Em seu artigo, o professor também critica os pesquisadores que insistem em utilizar dados em seus argumentos, demonstrando certa alergia ao penoso labor de quem busca embasar quantitativamente suas afirmações. O professor escanteia a estatística e ironiza aqueles que desejam construir "série temporal que colhe informações desde o neolítico até as primeiras décadas do século 19".

Infelizmente para os que preferem o argumento de autoridade ao debate substanciado em dados, é exatamente isso que os historiadores econômicos têm feito, como Ian Morris, em sua narrativa da história do Ocidente e Oriente no volume "Why the West Rules--For Now: The Patterns of History, and What They Reveal about the Future".

Morris utiliza fartamente um indicador do grau de desenvolvimento social das duas civilizações nos últimos 15 mil anos. Consegue definir com relativa precisão o momento em que, em razão da Revolução Industrial, o Ocidente ultrapassa o Oriente em desenvolvimento social.

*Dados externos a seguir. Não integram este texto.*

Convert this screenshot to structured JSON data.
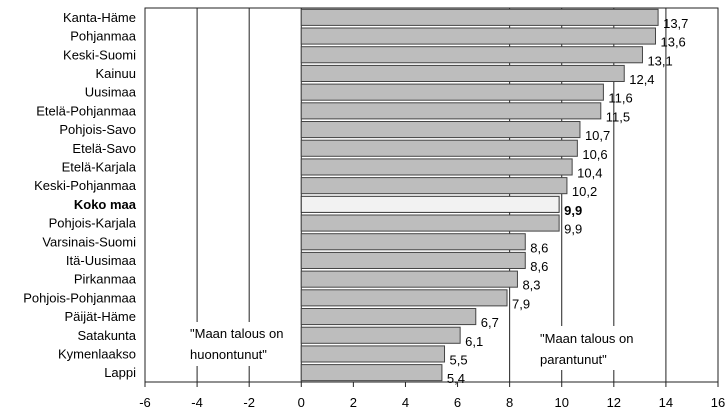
{
  "chart_data": {
    "type": "bar",
    "orientation": "horizontal",
    "categories": [
      "Kanta-Häme",
      "Pohjanmaa",
      "Keski-Suomi",
      "Kainuu",
      "Uusimaa",
      "Etelä-Pohjanmaa",
      "Pohjois-Savo",
      "Etelä-Savo",
      "Etelä-Karjala",
      "Keski-Pohjanmaa",
      "Koko maa",
      "Pohjois-Karjala",
      "Varsinais-Suomi",
      "Itä-Uusimaa",
      "Pirkanmaa",
      "Pohjois-Pohjanmaa",
      "Päijät-Häme",
      "Satakunta",
      "Kymenlaakso",
      "Lappi"
    ],
    "values": [
      13.7,
      13.6,
      13.1,
      12.4,
      11.6,
      11.5,
      10.7,
      10.6,
      10.4,
      10.2,
      9.9,
      9.9,
      8.6,
      8.6,
      8.3,
      7.9,
      6.7,
      6.1,
      5.5,
      5.4
    ],
    "value_labels": [
      "13,7",
      "13,6",
      "13,1",
      "12,4",
      "11,6",
      "11,5",
      "10,7",
      "10,6",
      "10,4",
      "10,2",
      "9,9",
      "9,9",
      "8,6",
      "8,6",
      "8,3",
      "7,9",
      "6,7",
      "6,1",
      "5,5",
      "5,4"
    ],
    "highlight_category": "Koko maa",
    "xlim": [
      -6,
      16
    ],
    "x_ticks": [
      -6,
      -4,
      -2,
      0,
      2,
      4,
      6,
      8,
      10,
      12,
      14,
      16
    ],
    "x_tick_labels": [
      "-6",
      "-4",
      "-2",
      "0",
      "2",
      "4",
      "6",
      "8",
      "10",
      "12",
      "14",
      "16"
    ],
    "vertical_gridlines_at": [
      -4,
      -2,
      0,
      8,
      10,
      12,
      14
    ],
    "title": "",
    "xlabel": "",
    "ylabel": "",
    "annotations": [
      {
        "lines": [
          "\"Maan talous on",
          "huonontunut\""
        ],
        "side": "left"
      },
      {
        "lines": [
          "\"Maan talous on",
          "parantunut\""
        ],
        "side": "right"
      }
    ]
  }
}
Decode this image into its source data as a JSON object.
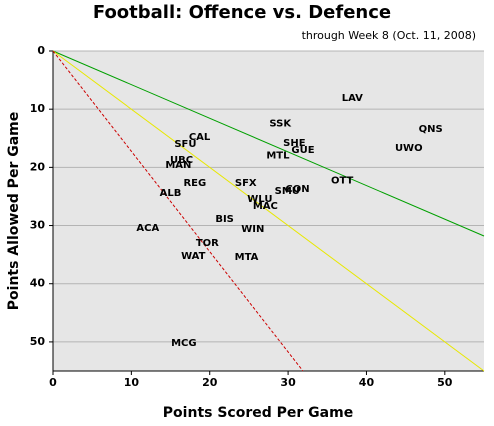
{
  "chart_data": {
    "type": "scatter",
    "title": "Football: Offence vs. Defence",
    "subtitle": "through Week 8 (Oct. 11, 2008)",
    "x_label": "Points Scored Per Game",
    "y_label": "Points Allowed Per Game",
    "labels": [
      "LAV",
      "QNS",
      "UWO",
      "SSK",
      "SHE",
      "GUE",
      "MTL",
      "OTT",
      "SMU",
      "CON",
      "SFX",
      "WLU",
      "MAC",
      "BIS",
      "WIN",
      "MTA",
      "TOR",
      "WAT",
      "ACA",
      "ALB",
      "REG",
      "UBC",
      "MAN",
      "CAL",
      "SFU",
      "MCG"
    ],
    "x": [
      38.2,
      48.2,
      45.4,
      29.0,
      30.8,
      31.9,
      28.7,
      36.9,
      29.9,
      31.2,
      24.6,
      26.4,
      27.1,
      21.9,
      25.5,
      24.7,
      19.7,
      17.9,
      12.1,
      15.0,
      18.1,
      16.4,
      16.0,
      18.7,
      16.9,
      16.7
    ],
    "values": [
      8.1,
      13.4,
      16.7,
      12.5,
      15.8,
      17.0,
      18.0,
      22.3,
      24.1,
      23.7,
      22.7,
      25.4,
      26.6,
      28.9,
      30.6,
      35.4,
      33.0,
      35.2,
      30.4,
      24.4,
      22.7,
      18.7,
      19.6,
      14.8,
      16.0,
      50.2
    ],
    "reference_lines": [
      {
        "color": "#00a000",
        "dashed": false,
        "x": [
          0,
          55
        ],
        "values": [
          0,
          31.8
        ]
      },
      {
        "color": "#e8e800",
        "dashed": false,
        "x": [
          0,
          55
        ],
        "values": [
          0,
          55
        ]
      },
      {
        "color": "#cc0000",
        "dashed": true,
        "x": [
          0,
          31.9
        ],
        "values": [
          0,
          55
        ]
      }
    ],
    "xlim": [
      0,
      55
    ],
    "ylim": [
      55,
      0
    ],
    "xticks": [
      0,
      10,
      20,
      30,
      40,
      50
    ],
    "yticks": [
      0,
      10,
      20,
      30,
      40,
      50
    ],
    "grid": true
  }
}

Na próxima semana retomo o fio da meada da coluna anterior. Todos estão convidados. Melhor será com menos autoridade e mais argumentos.

Na quinta-feira passada morreu minha amiga e excelente economista Maria Carolina Leme Malaga. Carolina, além da inteligência, caracterizava-se pela assertividade. Era impossível enrolar Carolina. Para nós, que convivíamos com ela, era obrigatório pensar mais e melhor. Fará muita falta.